14.08.2011

Halte à la tyrannie des marchés !

Cette semaine a été rythmée par les évolutions délirantes des marchés : le CAC 40, à 4000 points le 1er juillet est tombé à moins de 3000 points en séance pour se redresser à 3200 points. Ne faudrait-il pas couper le cordon entre économie réelle et financière ?

Quand la corbeille gouverne le monde

Cela fait maintenant quatre ans que les pays du monde entier vivent suspendus aux mouvements erratiques des marchés financiers. Quatre ans que les dirigeants de la planète sont au chevet de cette hydre financière malade de ses excès et qui entraine le reste de l’économie dans la récession. Quatre ans que les gouvernements de ce monde prennent pourtant toutes les mesures que le monde financier souhaite pour lui permettre d’aller mieux, et il ne va pas mieux.

Il y a trois ans, il fallait recapitaliser les banques, leur offrir une garantie publique et relancer l’économie. Aujourd’hui, il faut les délester des dettes souveraines qui leur semblent suspectes,  rééquilibrer les finances publiques et constitutionnaliser une camisole budgétaire qui a été parée du terme « règle d’or ». Mais les pantins gouvernementaux ont beau s’agiter dans le sens demandé, les marchés ne sont même pas rassurés puisque nous avons expérimenté un mini krach en plein été.

L’hypocrisie de Nicolas Sarkozy

Qu’il est loin le temps où Nicolas Sarkozy promettait de moraliser le capitalisme et dénoncer ses excès ! Qu’il est loin le temps où il promettait un nouveau Bretton Woods ! Dans la réalité, le G20 n’a presque rien fait et les gouvernements sont plus que jamais à la botte des marchés financiers. En effet, dès qu’ils ne se sentent pas bien, alors nos dirigeants se pressent de convoquer une réunion d’urgence et faire (presque) tout ce qui leur est demandés (à l’exception d’Angela Merkel).

Nicolas Sarkozy a démissionné devant les marchés financiers. Il a choisi les agences de notation et les banques plutôt que le peuple. Pour sûr, il n’y a jamais eu de réunion d’urgence pour lutter contre le chômage de masse ou la désindustrialisation. Mais il ne faut pas croire que le Parti Socialiste présente en quoi que ce soit une alternative. Ses candidats (à l’exception d’Arnaud Montebourg) sont engagés dans une course bien illusoire à l’orthodoxie financière.

L’alternative existe !

Alors que le gouvernement français avait refusé de suivre Berlin dans l’interdiction des ventes à découvert, Paris vient de changer d’opinion (avec Rome, Madrid et Bruxelles) mais seulement pour quinze jours et sur les valeurs financières.
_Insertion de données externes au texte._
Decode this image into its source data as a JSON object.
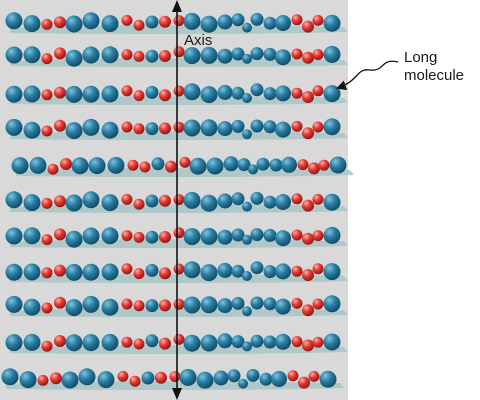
{
  "labels": {
    "axis": "Axis",
    "long_line1": "Long",
    "long_line2": "molecule"
  },
  "colors": {
    "panel": "#d9d9d9",
    "shadow": "#a9c4c4",
    "blue_atom": "#1f6f92",
    "red_atom": "#d42a2a",
    "axis_line": "#111111",
    "text": "#1a1a1a"
  },
  "molecule_count": 11
}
Pourquoi ne pas le faire définitivement ? Et pendant ce temps, rien n’est fait au sujet des profits indécents de hedge funds qui jouent et gagnent en spéculant sur un apocalypse financier qui a pourtant de graves conséquences sur l’économie réelle.
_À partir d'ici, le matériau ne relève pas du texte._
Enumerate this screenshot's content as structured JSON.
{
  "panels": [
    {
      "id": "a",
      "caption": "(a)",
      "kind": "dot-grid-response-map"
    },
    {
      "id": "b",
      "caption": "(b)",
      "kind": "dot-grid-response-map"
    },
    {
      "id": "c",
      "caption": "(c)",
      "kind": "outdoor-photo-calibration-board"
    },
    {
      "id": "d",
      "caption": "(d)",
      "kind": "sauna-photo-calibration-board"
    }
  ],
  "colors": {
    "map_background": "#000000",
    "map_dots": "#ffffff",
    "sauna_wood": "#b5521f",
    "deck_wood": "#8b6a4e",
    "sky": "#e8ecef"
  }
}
Pendant ce temps, le PIB de la Grèce a baissé de 6.9% en un an. Si les plans de sauvetage protègent les créanciers d’Athènes, la population, elle, souffre de plus en plus et le poids de la dette (dont la valeur ne baisse pas, contrairement à la dette) devient chaque jour plus insupportable. En France, 90% de la croissance du premier semestre vient de la hausse des stocks… Et la baisse de l’inflation démontre la bêtise crasse de la décision de la BCE de monter ses taux.

Pourtant, les solutions existent pour enfin mettre au pas la finance, la remettre au service de l’économie réelle, et non l’inverse : contrôle des mouvements de capitaux, taxation des transactions financières, séparation a minima entre banques de dépôts et banques d’affaires, interdiction des pratiques spéculatives dangereuses, véritable mise au banc des parasites fiscaux, renationalisation de la  création monétaire (fin de la loi de 1973), constitution d’un pôle public bancaire plus important….
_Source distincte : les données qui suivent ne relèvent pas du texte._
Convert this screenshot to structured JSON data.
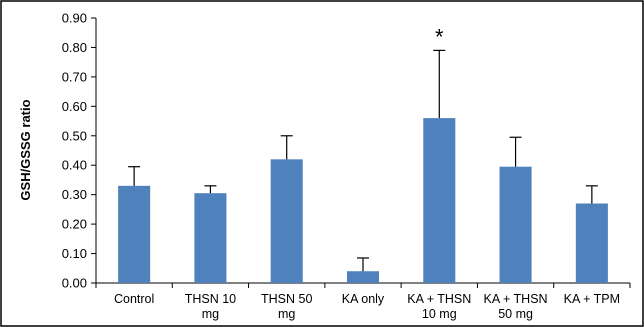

Toutes ces mesures pourraient mettre fin à la tyrannie de la corbeille. Mais, comme le souligne Frédéric Lordon, cette chienlit de la corbeille la mène à l’autodestruction. Alors, nous pourrons reconstruire un système où la finance est au service de l’homme, et non l’inverse.

16.07.2011

Réforme de la finance : l’Europe à la traîne

Il y a quelques jours, The Economist a fait un petit dossier sur l’avancement de la réforme de la finance dans le monde. Le constat de l’hebdomadaire est sans appel : l’Europe est à la traîne sur le sujet, alors même que les mesures envisagées restent beaucoup trop limitées.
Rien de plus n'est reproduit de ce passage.